Davis leads the first program, "Planetary Defense: What Happens When an Asteroid Hits Earth?," on Friday, April 10, from 7 to 8 p.m. Bent follows on April 17 with "Light Pollution: How We Lost the Night Sky." Both programs are held at the Los Alamos Nature Center Planetarium, 2600 Canyon Rd., with doors opening at 6:45. Each runs a full hour.
The two programs are the students' own work. Club members developed the content, wrote the scripts, and will deliver the narration live using the Nature Center's Nightshade dome-projection software, the same system PEEC uses for its regular programming. For the April 10 session, Davis frames planetary defense in evolutionary terms, asking audiences to reckon with the same forces that erased the dinosaurs and consider what a prepared civilization would look like. Bent's April 17 program approaches a quieter but equally consequential loss: a century of artificial illumination that has, in the club's own description, turned "a night sky that once inspired into a dull, gray mass," with measurable ripple effects on ecosystems, economies, and scientific observation.
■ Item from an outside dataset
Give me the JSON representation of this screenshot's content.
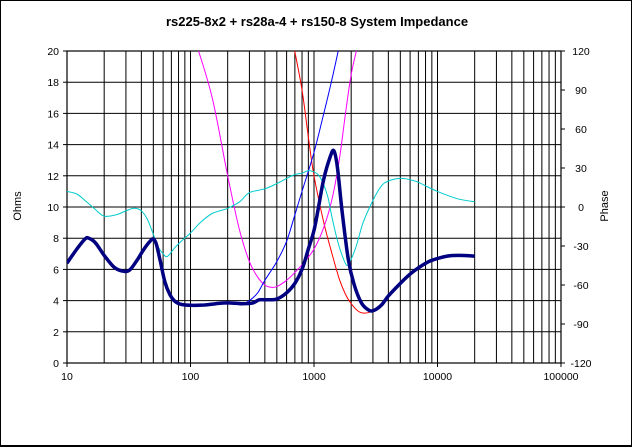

That content, projected across a 50-seat dome, lands differently than a classroom presentation. The PEEC planetarium's full-sphere visuals put asteroid trajectories and light-pollution maps overhead and around the audience simultaneously, which is part of why the format suits the subject matter these students chose.
For families considering either evening, PEEC notes that planetarium programs are generally not suitable for children under 5. Both student-led programs are aimed squarely at elementary and middle school visitors, who are an older and more curious target than the audiences for many of PEEC's standard evening shows, which tend to run toward adult learners and feature PEEC-staff educators or invited guest scientists presenting professionally produced content. These April programs are closer to original research presentations: Davis and Bent are accountable to material they built themselves, in front of a live audience with no script safety net.
Admission is $8 for adults, $6 for children, and $20 for a family pass. Astronomy Club members attend free, as do anyone with a valid PEEC credit or voucher.
PEEC described the events as part of its "ongoing commitment to supporting youth engagement in science and providing platforms for young people to share their knowledge, creativity, and enthusiasm with the broader community." In Los Alamos, where the regional economy and identity are bound up in applied science, the clearest measure of that commitment is giving two high school students a dome and an audience and asking them to fill both.